Jestem frajerem i nie zamierzam płacić 2zł za godzinę.

Tu możecie podzielić się uwagami lub wątpliwościami związanymi z poruszaniem się na drogach

Moderatorzy: dylek, ella, klebek

Jestem frajerem i nie zamierzam płacić 2zł za godzinę.

Postprzez LeszkoII » piątek 09 września 2016, 09:55

Obrazek

Parking na terenie "pożydowskim", przywłaszczonym przez miasto. Miasto "kręci na nim lody". Teren poza drogą publiczną.
Na wjeździe (bez bramy) tablica informująca o parkingu, cenach i godzinach (bardzo podobna do D-44). Urzęduje tutaj parkingowy, kasujący 2zł za godzinę (lub za 4 minuty jak ktoś zdąży pozałatwiać). Przez parking wjeżdża się na jakąś prywatną posesję (chyba piekarnia). Na parkingu nie ma znaków drogowych z wyjątkiem wyznaczenia jednego miejsca dla niepełnosprawnych.

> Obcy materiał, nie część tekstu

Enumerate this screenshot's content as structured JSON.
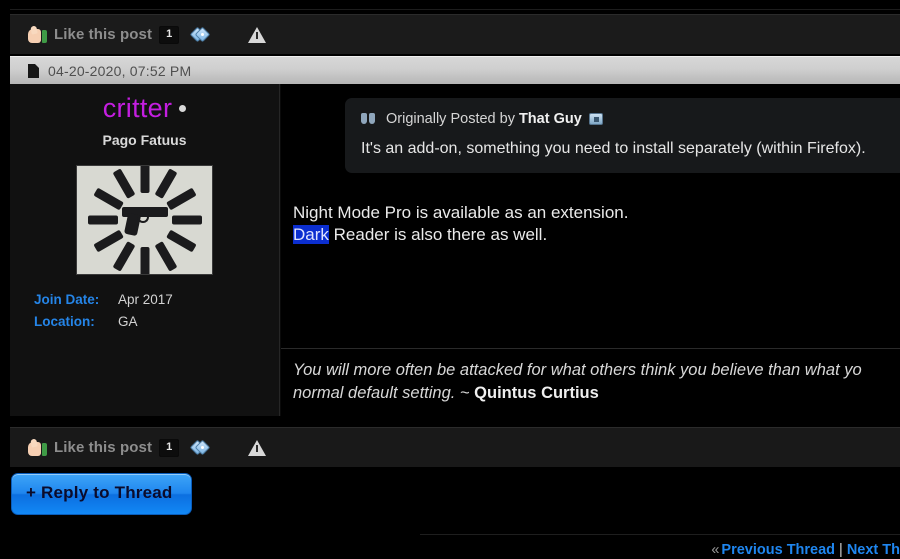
{
  "like_bar": {
    "label": "Like this post",
    "count": "1",
    "thumb_icon": "thumbs-up-icon",
    "tag_icon": "tag-icon",
    "report_icon": "warning-triangle-icon"
  },
  "post": {
    "date": "04-20-2020, 07:52 PM",
    "date_icon": "page-icon",
    "author": {
      "username": "critter",
      "online_status": "online-dot",
      "user_title": "Pago Fatuus",
      "avatar_alt": "handgun-surrounded-by-magazines",
      "fields": [
        {
          "key": "Join Date:",
          "value": "Apr 2017"
        },
        {
          "key": "Location:",
          "value": "GA"
        }
      ]
    },
    "quote": {
      "prefix": "Originally Posted by",
      "author": "That Guy",
      "quote_icon": "quote-mark-icon",
      "viewpost_icon": "view-post-icon",
      "text": "It's an add-on, something you need to install separately (within Firefox)."
    },
    "body": {
      "line1": "Night Mode Pro is available as an extension.",
      "line2_selected": "Dark",
      "line2_rest": " Reader is also there as well."
    },
    "signature": {
      "text_part1": "You will more often be attacked for what others think you believe than what yo",
      "text_part2": "normal default setting. ~ ",
      "attribution": "Quintus Curtius"
    }
  },
  "reply_button": {
    "label": "+ Reply to Thread"
  },
  "bottom_nav": {
    "chevron": "«",
    "previous": "Previous Thread",
    "separator": "|",
    "next": "Next Th"
  },
  "colors": {
    "username": "#c41ee0",
    "link": "#1f86ef",
    "field_key": "#2585e8",
    "selection": "#0b2ed0",
    "page_bg": "#000000",
    "sidebar_bg": "#111111",
    "quote_bg": "#17191b",
    "datebar_bg": "#cfcfcf"
  }
}
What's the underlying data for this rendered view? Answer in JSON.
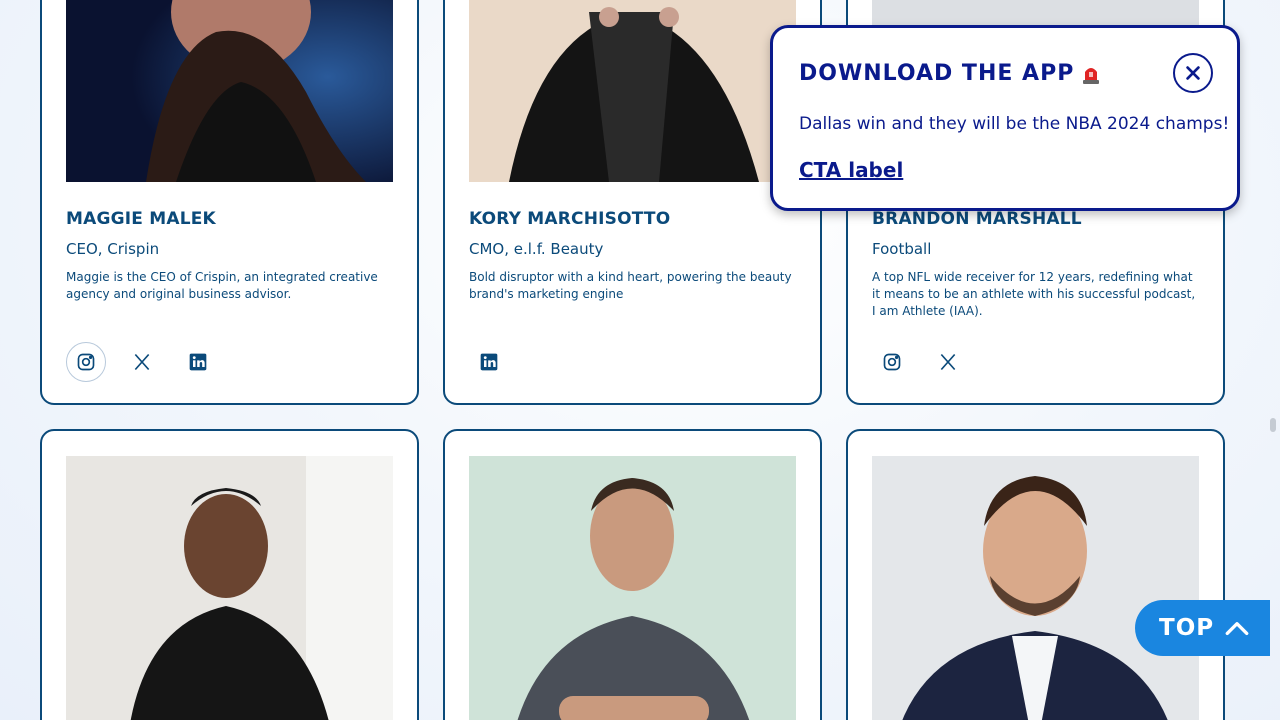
{
  "people": [
    {
      "name": "MAGGIE MALEK",
      "role": "CEO, Crispin",
      "bio": "Maggie is the CEO of Crispin, an integrated creative agency and original business advisor.",
      "socials": [
        "instagram-icon",
        "x-icon",
        "linkedin-icon"
      ]
    },
    {
      "name": "KORY MARCHISOTTO",
      "role": "CMO, e.l.f. Beauty",
      "bio": "Bold disruptor with a kind heart, powering the beauty brand's marketing engine",
      "socials": [
        "linkedin-icon"
      ]
    },
    {
      "name": "BRANDON MARSHALL",
      "role": "Football",
      "bio": "A top NFL wide receiver for 12 years, redefining what it means to be an athlete with his successful podcast, I am Athlete (IAA).",
      "socials": [
        "instagram-icon",
        "x-icon"
      ]
    }
  ],
  "popup": {
    "title": "DOWNLOAD THE APP",
    "title_emoji": "siren-icon",
    "message": "Dallas win and they will be the NBA 2024 champs!",
    "cta": "CTA label"
  },
  "top_button": {
    "label": "TOP"
  },
  "colors": {
    "brand_navy": "#0b4a7a",
    "popup_navy": "#0a1a8c",
    "top_button_blue": "#1a86e0"
  }
}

Zaparkowałem sobie tam, gdzie zielony prostokąt (na pół bramy). Siedziałem w samochodzie, bo akurat podwoziłem siostrę do fryzjera. Nie zapłaciłem ani grosza uzasadniając, iż nie stoję na miejscu przeznaczonym na postój, bo takim nie może być miejsce wjazdu do nieruchomości. Zaczęła się przepychanka słowna :)

- czy pan parkuje?
- na razie się zatrzymałem
- czy pan parkuje?
- tak, za kilkanaście sekund
- 2 zł za godzinę albo proszę opuścić parking
- stoję przy wjeździe do bramy, to nie jest miejsce parkingowe, zna pan przepis na podstawie którego nie mogę tu stać?
- a zna pan przepis na podstawie którego może pan tu stać?
- nie jestem wybitnym konstytucjonalistą, ale powiedzmy że jest to przepis, na podstawie którego ma pan prawo oddychać
- widzi pan ten znak przed bramą? (namalowane ręcznie: "nie zastawiać")
- widzę, ale nie widzę znaku drogowego
- to ma pan problemy ze wzrokiem
- sprawia pan wrażenie osoby z poważniejszymi schorzeniami
- niech pan wjedzie na podwórko albo wyjeżdża
- nie posiada pan uprawnień do kierowania ruchem drogowym ani do wydawania poleceń, jest pan tylko parkingowym więc proponuję wrócić do pracy, miłego dnia
Avatar użytkownika
LeszkoII
 
Posty: 7756
Dołączył(a): niedziela 07 października 2012, 13:53

Re: Jestem frajerem i nie zamierzam płacić 2zł za godzinę.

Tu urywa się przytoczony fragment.